Jean was among dozens of high-profile signatories to an open letter issued this week in French, with the title “Taken hostage, Haiti is dying.”
The letter argues Haiti needs international help to avoid becoming a failed state.
The signatories include Senegalese President Macky Sall, who currently chairs the African Union, former UN under-secretary-general Adama Dieng and the former heads of government of Timor-Leste, Chad, Mali, Nigeria and the Central African Republic.
The letter notes that virtually the entire Haitian population descends from slaves brought from Africa, and that the country was the first to successfully overthrow a colonial government in 1804.
“The first Black republic, perhaps the most fragile within the family of nations, is short of food, drinking water, fuel, peace, justice,” the letter reads.
When the country ousted the French, Paris imposed a crippling debt to compensate slaveowners. The country faced a series of invasions, corrupt governments and deforestation.

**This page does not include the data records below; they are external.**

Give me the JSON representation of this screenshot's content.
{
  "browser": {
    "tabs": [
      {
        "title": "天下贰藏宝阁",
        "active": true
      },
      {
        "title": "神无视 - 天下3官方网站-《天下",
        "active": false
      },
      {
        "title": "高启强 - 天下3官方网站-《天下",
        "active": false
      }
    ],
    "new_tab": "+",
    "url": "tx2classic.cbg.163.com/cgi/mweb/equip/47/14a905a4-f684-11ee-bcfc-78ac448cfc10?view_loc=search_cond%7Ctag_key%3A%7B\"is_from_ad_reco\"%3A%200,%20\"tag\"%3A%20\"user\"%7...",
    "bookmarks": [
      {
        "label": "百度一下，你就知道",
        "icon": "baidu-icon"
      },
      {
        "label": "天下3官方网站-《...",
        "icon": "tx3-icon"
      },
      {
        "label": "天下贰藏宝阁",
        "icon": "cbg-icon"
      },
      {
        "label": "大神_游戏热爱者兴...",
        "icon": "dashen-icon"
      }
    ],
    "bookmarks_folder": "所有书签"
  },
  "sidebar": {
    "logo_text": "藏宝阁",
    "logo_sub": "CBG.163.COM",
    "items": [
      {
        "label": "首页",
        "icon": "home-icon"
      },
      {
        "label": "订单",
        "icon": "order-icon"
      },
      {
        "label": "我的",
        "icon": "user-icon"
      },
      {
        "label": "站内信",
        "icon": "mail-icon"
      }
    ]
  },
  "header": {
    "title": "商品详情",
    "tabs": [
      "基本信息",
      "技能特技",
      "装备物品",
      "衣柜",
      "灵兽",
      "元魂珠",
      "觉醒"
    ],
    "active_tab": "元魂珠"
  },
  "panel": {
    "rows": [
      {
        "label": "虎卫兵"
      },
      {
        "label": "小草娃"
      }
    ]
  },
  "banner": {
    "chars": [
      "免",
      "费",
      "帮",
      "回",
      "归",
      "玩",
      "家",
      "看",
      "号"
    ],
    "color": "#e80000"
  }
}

“These factors could only result in a failed state, fed for many decades with the adrenaline of violence and the jolts of anarchy and chaos,” the letter reads.

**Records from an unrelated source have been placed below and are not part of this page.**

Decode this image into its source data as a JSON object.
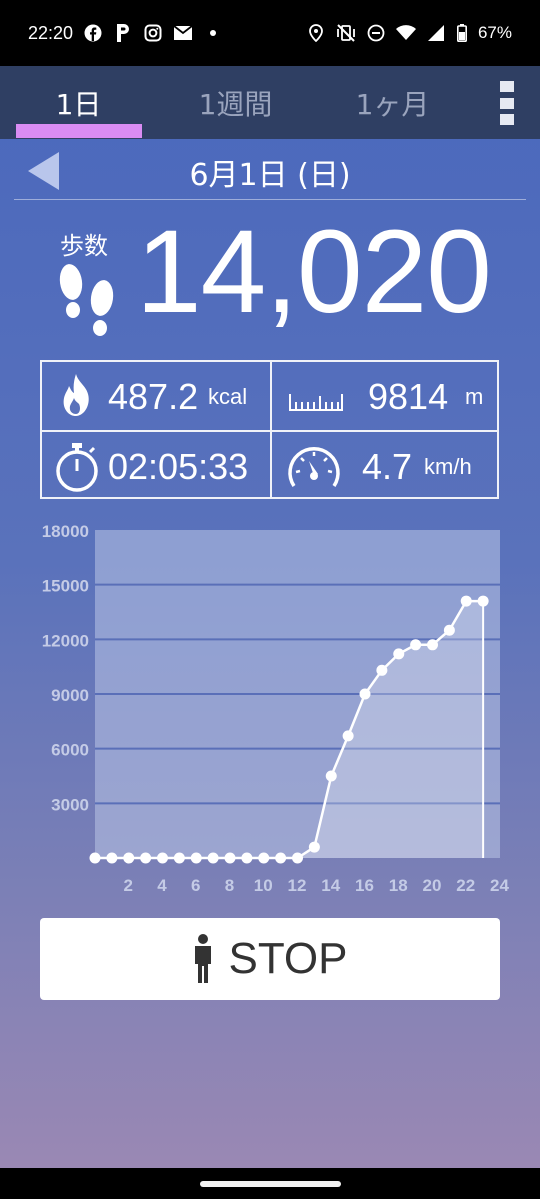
{
  "status_bar": {
    "time": "22:20",
    "battery": "67%",
    "left_icons": [
      "facebook-icon",
      "parking-icon",
      "instagram-icon",
      "mail-icon",
      "dot-icon"
    ],
    "right_icons": [
      "location-icon",
      "vibrate-off-icon",
      "dnd-icon",
      "wifi-icon",
      "signal-icon",
      "battery-icon"
    ]
  },
  "tabs": [
    {
      "label": "1日",
      "active": true
    },
    {
      "label": "1週間",
      "active": false
    },
    {
      "label": "1ヶ月",
      "active": false
    }
  ],
  "date_label": "6月1日 (日)",
  "steps": {
    "label": "歩数",
    "value": "14,020"
  },
  "stats": {
    "calories": {
      "value": "487.2",
      "unit": "kcal"
    },
    "distance": {
      "value": "9814",
      "unit": "m"
    },
    "time": {
      "value": "02:05:33"
    },
    "speed": {
      "value": "4.7",
      "unit": "km/h"
    }
  },
  "chart_data": {
    "type": "area",
    "title": "",
    "xlabel": "",
    "ylabel": "",
    "xlim": [
      0,
      24
    ],
    "ylim": [
      0,
      18000
    ],
    "x_ticks": [
      2,
      4,
      6,
      8,
      10,
      12,
      14,
      16,
      18,
      20,
      22,
      24
    ],
    "y_ticks": [
      3000,
      6000,
      9000,
      12000,
      15000,
      18000
    ],
    "grid": true,
    "x": [
      0,
      1,
      2,
      3,
      4,
      5,
      6,
      7,
      8,
      9,
      10,
      11,
      12,
      13,
      14,
      15,
      16,
      17,
      18,
      19,
      20,
      21,
      22,
      23
    ],
    "values": [
      0,
      0,
      0,
      0,
      0,
      0,
      0,
      0,
      0,
      0,
      0,
      0,
      0,
      600,
      4500,
      6700,
      9000,
      10300,
      11200,
      11700,
      11700,
      12500,
      14100,
      14100
    ]
  },
  "stop_button": {
    "label": "STOP"
  },
  "colors": {
    "tab_indicator": "#d98cf3",
    "tabbar": "#2f3f63",
    "chart_line": "#ffffff",
    "grid_line": "#5a6fb8"
  }
}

“It is difficult to imagine the resolution of this Gordian knot without outside intervention,” the letter reads, stressing that this might mean support for justice and governance systems instead of a military occupation.
Jean said that could mean building up institutions led by Haitians and providing technical support.
She said she witnessed RCMP and provincial officers provide training to local police that helped them prove more successful at weeding out crime than peers who had been instructed by UN peacekeepers.
“We cannot look at all this with fatalism and say that this country is cursed. It is not cursed. It carries within it men and women of very strong will, who have even worked very hard to find a Haitian solution — but who also realize that they cannot achieve it alone,” she said.
The open letter strikes a similar tone.
“History will not be kind to those who remain inactive or who choose to look elsewhere,” the letter warns.